Soal: Apa aturan membangkitkan syahwat/libido istri dengan cara menjilat farjinya dengan pengecap suaminya, begitu juga terhadap sang suami? Jazakumullah Khairan.
Jawab: Alhamdulillah, segala puji bagi Allah. Shalawat dan salam atas Rasulullah, pula pada famili dan para sahabatnya. Adapun berikutnya:
Sesungguhnya asal dalam korelasi suami istri merupakan mubah, kecuali apa yg disebutkan larangannya oleh nash: berupa mendatangi istri pada dubur (anus)-nya, menggaulinya ketika haid dan nifas, ketika istri menjalankan puasa fardhu, atau saat berihram haji atau umrah.

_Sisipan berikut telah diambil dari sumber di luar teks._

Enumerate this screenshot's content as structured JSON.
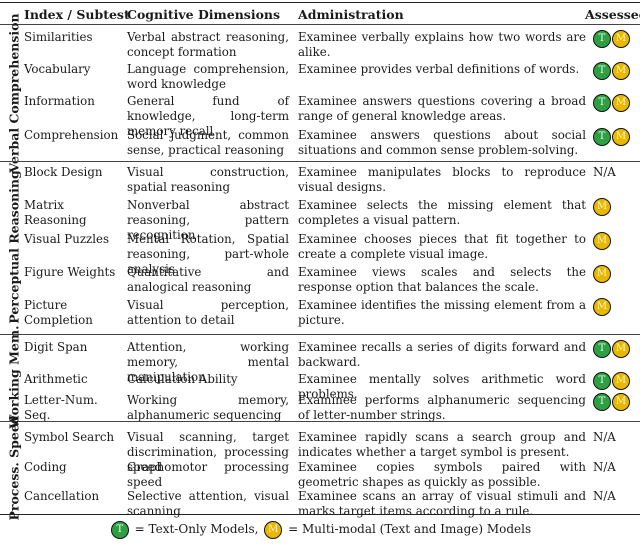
{
  "header": {
    "col1": "Index / Subtest",
    "col2": "Cognitive Dimensions",
    "col3": "Administration",
    "col4": "Assessed"
  },
  "groups": [
    {
      "label": "Verbal Comprehension",
      "rows": [
        {
          "subtest": "Similarities",
          "dimensions": "Verbal abstract reasoning, concept formation",
          "administration": "Examinee verbally explains how two words are alike.",
          "assessed": [
            "T",
            "M"
          ]
        },
        {
          "subtest": "Vocabulary",
          "dimensions": "Language comprehension, word knowledge",
          "administration": "Examinee provides verbal definitions of words.",
          "assessed": [
            "T",
            "M"
          ]
        },
        {
          "subtest": "Information",
          "dimensions": "General fund of knowledge, long-term memory recall",
          "administration": "Examinee answers questions covering a broad range of general knowledge areas.",
          "assessed": [
            "T",
            "M"
          ]
        },
        {
          "subtest": "Comprehension",
          "dimensions": "Social judgment, common sense, practical reasoning",
          "administration": "Examinee answers questions about social situations and common sense problem-solving.",
          "assessed": [
            "T",
            "M"
          ]
        }
      ]
    },
    {
      "label": "Perceptual Reasoning",
      "rows": [
        {
          "subtest": "Block Design",
          "dimensions": "Visual construction, spatial reasoning",
          "administration": "Examinee manipulates blocks to reproduce visual designs.",
          "assessed": "N/A"
        },
        {
          "subtest": "Matrix Reasoning",
          "dimensions": "Nonverbal abstract reasoning, pattern recognition",
          "administration": "Examinee selects the missing element that completes a visual pattern.",
          "assessed": [
            "M"
          ]
        },
        {
          "subtest": "Visual Puzzles",
          "dimensions": "Mental Rotation, Spatial reasoning, part-whole analysis",
          "administration": "Examinee chooses pieces that fit together to create a complete visual image.",
          "assessed": [
            "M"
          ]
        },
        {
          "subtest": "Figure Weights",
          "dimensions": "Quantitative and analogical reasoning",
          "administration": "Examinee views scales and selects the response option that balances the scale.",
          "assessed": [
            "M"
          ]
        },
        {
          "subtest": "Picture Completion",
          "dimensions": "Visual perception, attention to detail",
          "administration": "Examinee identifies the missing element from a picture.",
          "assessed": [
            "M"
          ]
        }
      ]
    },
    {
      "label": "Working Mem.",
      "rows": [
        {
          "subtest": "Digit Span",
          "dimensions": "Attention, working memory, mental manipulation",
          "administration": "Examinee recalls a series of digits forward and backward.",
          "assessed": [
            "T",
            "M"
          ]
        },
        {
          "subtest": "Arithmetic",
          "dimensions": "Calculation Ability",
          "administration": "Examinee mentally solves arithmetic word problems.",
          "assessed": [
            "T",
            "M"
          ]
        },
        {
          "subtest": "Letter-Num. Seq.",
          "dimensions": "Working memory, alphanumeric sequencing",
          "administration": "Examinee performs alphanumeric sequencing of letter-number strings.",
          "assessed": [
            "T",
            "M"
          ]
        }
      ]
    },
    {
      "label": "Process. Speed",
      "rows": [
        {
          "subtest": "Symbol Search",
          "dimensions": "Visual scanning, target discrimination, processing speed",
          "administration": "Examinee rapidly scans a search group and indicates whether a target symbol is present.",
          "assessed": "N/A"
        },
        {
          "subtest": "Coding",
          "dimensions": "Graphomotor processing speed",
          "administration": "Examinee copies symbols paired with geometric shapes as quickly as possible.",
          "assessed": "N/A"
        },
        {
          "subtest": "Cancellation",
          "dimensions": "Selective attention, visual scanning",
          "administration": "Examinee scans an array of visual stimuli and marks target items according to a rule.",
          "assessed": "N/A"
        }
      ]
    }
  ],
  "legend": {
    "t_badge": "T",
    "t_text": "= Text-Only Models,",
    "m_badge": "M",
    "m_text": "= Multi-modal (Text and Image) Models"
  },
  "colors": {
    "text_only_badge": "#2ea043",
    "multimodal_badge": "#e8b800"
  }
}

Adapun yg disebutkan dalam pertanyaan berupa keliru satu pasangan menjilati kemaluan pasangannya, serta praktek pada bersenang-suka yg sudah disebutkan dalam pertanyaan, maka itu tidak apa-apa sesuai dalil-dalil berikut ini:
1. Itu termasuk asal keumuman bersenang-suka yg dimubahkan.
2. Bila coitus dibolehkan yang adalah puncak bersenggama (bersenang-suka ), maka yang dibawah itu jauh lebih boleh.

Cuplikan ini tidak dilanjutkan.